Developers? Medical Staff?
hi @prondubuisi ,
Target users will likely be researchers, developers, students, and demos. Don’t see medical staff or standard users using this. That being said, agree that the easier to use the better. Another option would be to follow the way we integrated the following easipro feature:
easipro by bradymiller · Pull Request #2911 · openemr/openemr · GitHub
In that case, you could have a setting in globals that directs to the synthea server (ie. could be a docker on the local network but could even be a synthea server over internet), then a script/gui in OpenEMR where you could run the process with some settings (number patients, locale, etc). The data could be dumped in temp folder (or memory, but guessing a million patients may get out of hand). And then could use OpenEMR to import them (can’t really utilize the API since internal, but can actually run the underlying Service calls that are used in API (ie. so using the API Service functions). And then in this case, wouldn’t be tough to run these processes via commandline in cases where doing OpenEMR autoinstall (it could even be a docker setting).

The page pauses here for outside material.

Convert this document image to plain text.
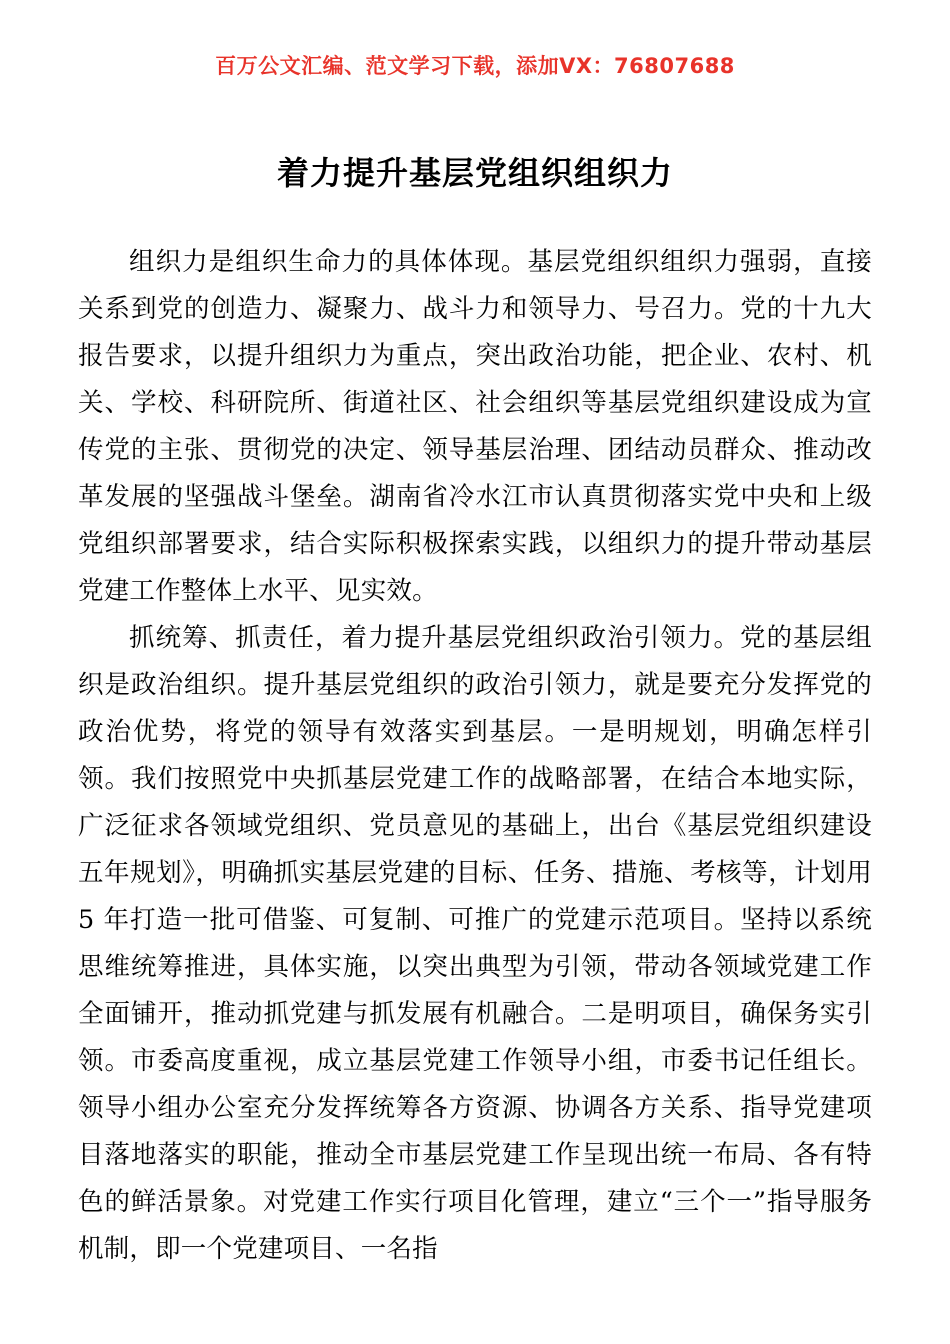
百万公文汇编、范文学习下载，添加VX：76807688
着力提升基层党组织组织力

组织力是组织生命力的具体体现。基层党组织组织力强弱，直接关系到党的创造力、凝聚力、战斗力和领导力、号召力。党的十九大报告要求，以提升组织力为重点，突出政治功能，把企业、农村、机关、学校、科研院所、街道社区、社会组织等基层党组织建设成为宣传党的主张、贯彻党的决定、领导基层治理、团结动员群众、推动改革发展的坚强战斗堡垒。湖南省冷水江市认真贯彻落实党中央和上级党组织部署要求，结合实际积极探索实践，以组织力的提升带动基层党建工作整体上水平、见实效。

抓统筹、抓责任，着力提升基层党组织政治引领力。党的基层组织是政治组织。提升基层党组织的政治引领力，就是要充分发挥党的政治优势，将党的领导有效落实到基层。一是明规划，明确怎样引领。我们按照党中央抓基层党建工作的战略部署，在结合本地实际，广泛征求各领域党组织、党员意见的基础上，出台《基层党组织建设五年规划》，明确抓实基层党建的目标、任务、措施、考核等，计划用 5 年打造一批可借鉴、可复制、可推广的党建示范项目。坚持以系统思维统筹推进，具体实施，以突出典型为引领，带动各领域党建工作全面铺开，推动抓党建与抓发展有机融合。二是明项目，确保务实引领。市委高度重视，成立基层党建工作领导小组，市委书记任组长。领导小组办公室充分发挥统筹各方资源、协调各方关系、指导党建项目落地落实的职能，推动全市基层党建工作呈现出统一布局、各有特色的鲜活景象。对党建工作实行项目化管理，建立“三个一”指导服务机制，即一个党建项目、一名指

Gonna be lots of potential ways to do this, and agree good to consider ease of use.
Thanks for the Clarifications @brady.miller. I will continue digging.
Hello @brady.miller I am done with my exams, and I am looking for issues to get started with Docker and API services for OpenEMR, are there any issues you could please point me to? Super thanks.
I know Rachel was working with Synthea - did we ever find a solution to batch import CDAs? Synthea also outputs FHIR, maybe our FHIR API is strong enough to leverage that?
hi @prondubuisi ,
A really good issue to work on would be an API call that does:
And would use this to set up a new encounter with posted information (such as encounter date). It would return the encounter eid, which could then be used to add forms etc. to the encounter.
@robert.down , FHIR API is still far off (note it’s a GSoC project) and the CDAs are a bit of a all or nothing approach. Seems like starting small with API calls makes sense since future FHIR imports, CDA imports, will all be able to take advantage of the underlying Service logic that is built to support this.
Cool @brady.miller I can create an Issue for this on Github right? then I can proceed to send in a patch
hi @prondubuisi , Definitely create an issue for it on github and then I’ll assign you to it. Then will submit the PR to github.